In all the misery of being sacked I had forgotten about the pearls. I only found them because I couldn't remember how to reset the clock on the microwave and the instructions were in that drawer. When I fixed the clock I opened the case the pearls were in, looked at them and wondered how much they were worth. If it was only five thousand pounds it
would be a godsend to me now, but if they were worth four times that they'd pay off my mortgage. Why shouldn't I take them to Asprey's and ask them? I could mention Ivor Tesham's name, give them his phone number, tell them to call him, and inquire. But I knew I couldn't rely on him agreeing that he'd given them to me. Perhaps he would if he thought I knew too much about what happened the night of the birthday present, when Hebe and that other man died and the driver was injured. But I didn't. I suspected him but I couldn't see how he might have been involved and, as far as I knew, he was innocent.

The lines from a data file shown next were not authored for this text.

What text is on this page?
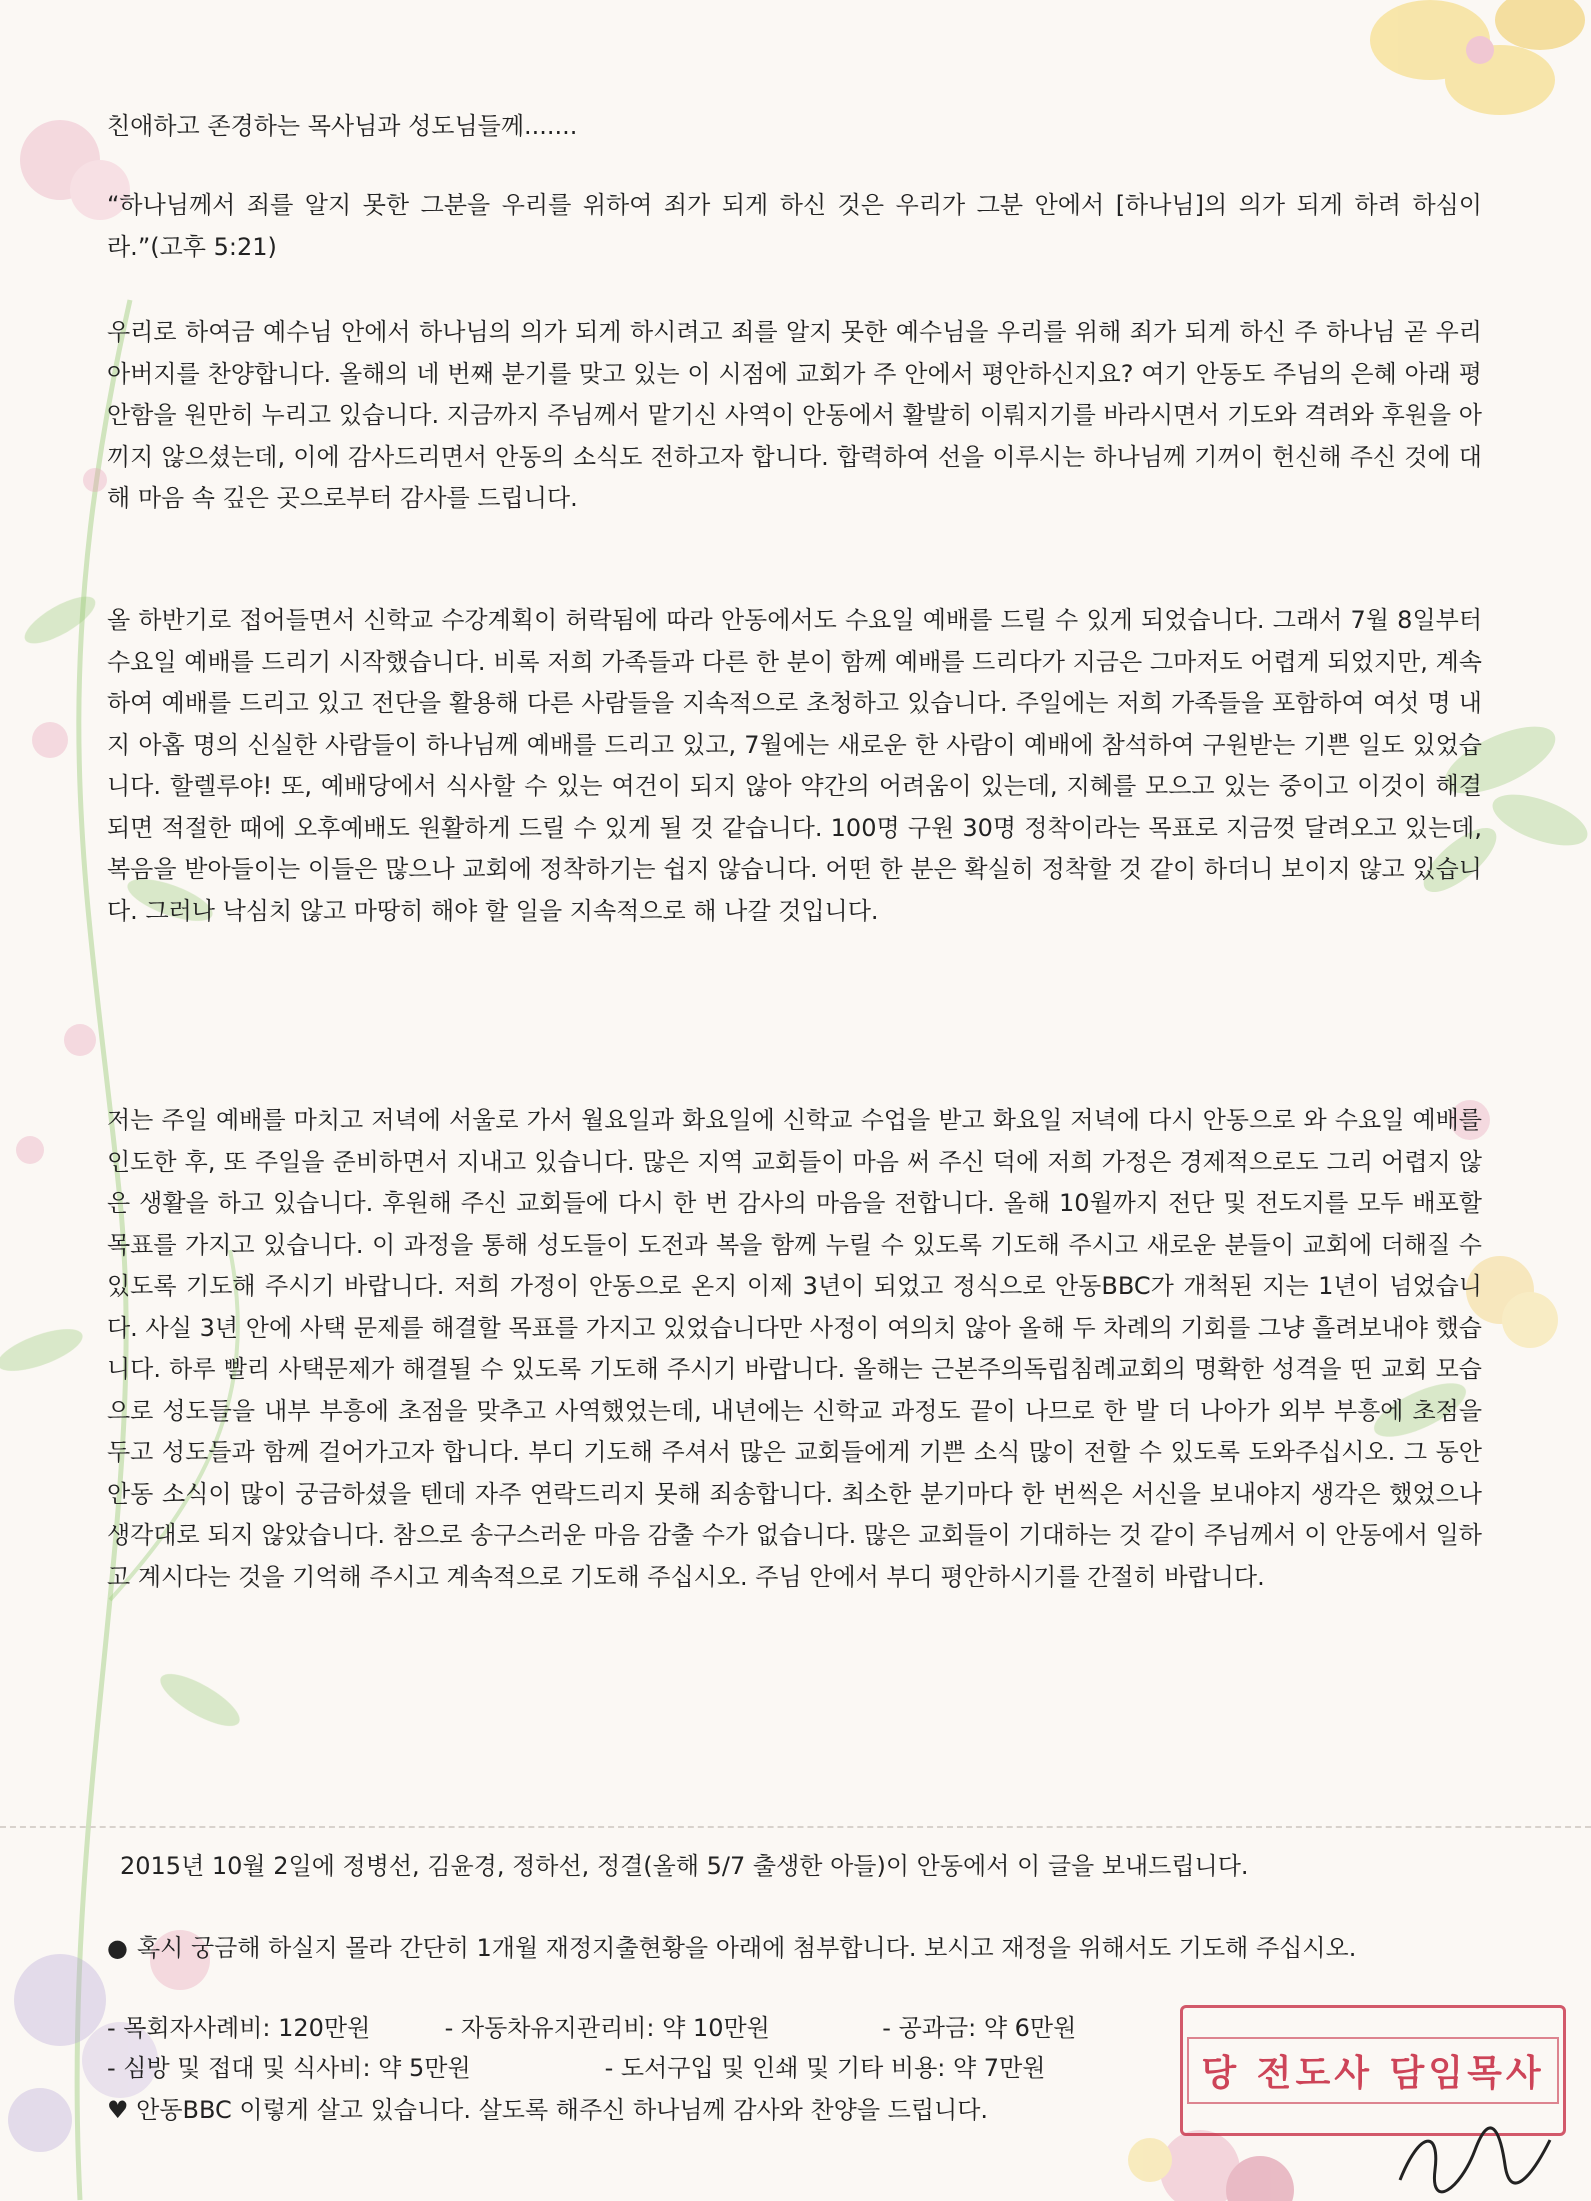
친애하고 존경하는 목사님과 성도님들께.......

“하나님께서 죄를 알지 못한 그분을 우리를 위하여 죄가 되게 하신 것은 우리가 그분 안에서 [하나님]의 의가 되게 하려 하심이라.”(고후 5:21)

우리로 하여금 예수님 안에서 하나님의 의가 되게 하시려고 죄를 알지 못한 예수님을 우리를 위해 죄가 되게 하신 주 하나님 곧 우리 아버지를 찬양합니다. 올해의 네 번째 분기를 맞고 있는 이 시점에 교회가 주 안에서 평안하신지요? 여기 안동도 주님의 은혜 아래 평안함을 원만히 누리고 있습니다. 지금까지 주님께서 맡기신 사역이 안동에서 활발히 이뤄지기를 바라시면서 기도와 격려와 후원을 아끼지 않으셨는데, 이에 감사드리면서 안동의 소식도 전하고자 합니다. 합력하여 선을 이루시는 하나님께 기꺼이 헌신해 주신 것에 대해 마음 속 깊은 곳으로부터 감사를 드립니다.

올 하반기로 접어들면서 신학교 수강계획이 허락됨에 따라 안동에서도 수요일 예배를 드릴 수 있게 되었습니다. 그래서 7월 8일부터 수요일 예배를 드리기 시작했습니다. 비록 저희 가족들과 다른 한 분이 함께 예배를 드리다가 지금은 그마저도 어렵게 되었지만, 계속하여 예배를 드리고 있고 전단을 활용해 다른 사람들을 지속적으로 초청하고 있습니다. 주일에는 저희 가족들을 포함하여 여섯 명 내지 아홉 명의 신실한 사람들이 하나님께 예배를 드리고 있고, 7월에는 새로운 한 사람이 예배에 참석하여 구원받는 기쁜 일도 있었습니다. 할렐루야! 또, 예배당에서 식사할 수 있는 여건이 되지 않아 약간의 어려움이 있는데, 지혜를 모으고 있는 중이고 이것이 해결되면 적절한 때에 오후예배도 원활하게 드릴 수 있게 될 것 같습니다. 100명 구원 30명 정착이라는 목표로 지금껏 달려오고 있는데, 복음을 받아들이는 이들은 많으나 교회에 정착하기는 쉽지 않습니다. 어떤 한 분은 확실히 정착할 것 같이 하더니 보이지 않고 있습니다. 그러나 낙심치 않고 마땅히 해야 할 일을 지속적으로 해 나갈 것입니다.

저는 주일 예배를 마치고 저녁에 서울로 가서 월요일과 화요일에 신학교 수업을 받고 화요일 저녁에 다시 안동으로 와 수요일 예배를 인도한 후, 또 주일을 준비하면서 지내고 있습니다. 많은 지역 교회들이 마음 써 주신 덕에 저희 가정은 경제적으로도 그리 어렵지 않은 생활을 하고 있습니다. 후원해 주신 교회들에 다시 한 번 감사의 마음을 전합니다. 올해 10월까지 전단 및 전도지를 모두 배포할 목표를 가지고 있습니다. 이 과정을 통해 성도들이 도전과 복을 함께 누릴 수 있도록 기도해 주시고 새로운 분들이 교회에 더해질 수 있도록 기도해 주시기 바랍니다. 저희 가정이 안동으로 온지 이제 3년이 되었고 정식으로 안동BBC가 개척된 지는 1년이 넘었습니다. 사실 3년 안에 사택 문제를 해결할 목표를 가지고 있었습니다만 사정이 여의치 않아 올해 두 차례의 기회를 그냥 흘려보내야 했습니다. 하루 빨리 사택문제가 해결될 수 있도록 기도해 주시기 바랍니다. 올해는 근본주의독립침례교회의 명확한 성격을 띤 교회 모습으로 성도들을 내부 부흥에 초점을 맞추고 사역했었는데, 내년에는 신학교 과정도 끝이 나므로 한 발 더 나아가 외부 부흥에 초점을 두고 성도들과 함께 걸어가고자 합니다. 부디 기도해 주셔서 많은 교회들에게 기쁜 소식 많이 전할 수 있도록 도와주십시오. 그 동안 안동 소식이 많이 궁금하셨을 텐데 자주 연락드리지 못해 죄송합니다. 최소한 분기마다 한 번씩은 서신을 보내야지 생각은 했었으나 생각대로 되지 않았습니다. 참으로 송구스러운 마음 감출 수가 없습니다. 많은 교회들이 기대하는 것 같이 주님께서 이 안동에서 일하고 계시다는 것을 기억해 주시고 계속적으로 기도해 주십시오. 주님 안에서 부디 평안하시기를 간절히 바랍니다.

2015년 10월 2일에 정병선, 김윤경, 정하선, 정결(올해 5/7 출생한 아들)이 안동에서 이 글을 보내드립니다.
● 혹시 궁금해 하실지 몰라 간단히 1개월 재정지출현황을 아래에 첨부합니다. 보시고 재정을 위해서도 기도해 주십시오.
- 목회자사례비: 120만원	- 자동차유지관리비: 약 10만원	- 공과금: 약 6만원
- 심방 및 접대 및 식사비: 약 5만원	- 도서구입 및 인쇄 및 기타 비용: 약 7만원
♥ 안동BBC 이렇게 살고 있습니다. 살도록 해주신 하나님께 감사와 찬양을 드립니다.
당 전도사 담임목사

It was a month since I'd been to Irving Road. I'd called Gerry's number three times. The first time a girl who wasn't Grania or Lucy answered. I don't know who she was, she didn't say. I took care to make my second call fairly late in the evening so that Gerry was bound to answer. He sounded tired and he said Justin was being very difficult, he'd stopped talking, just maintained silence, and though he slept in bed with him most nights, he was wakeful and restless and of course kept Gerry awake. He was going to have to have a nanny, though it would be a strain to afford it. He'd interviewed two women who answered his advertisement for a nanny, but both were so unsuitable it was a joke. The girl who had answered the phone to me was called Emily and was a friend of Grania's, but she was only temporary and had had to leave when her university term started. I asked him if I could do anything but he said, quite coldly I thought, that he was already overwhelmed with offers. It wasn't a shortage of help that was the trouble but the constant change of helpers. I offered again the next time I phoned and he started the conversation by saying he couldn't stop. He'd been on the point of leaving the house—his mother was babysitting—
and he had a taxi waiting. No, he didn't need me, thanks very much. His mother was being wonderful.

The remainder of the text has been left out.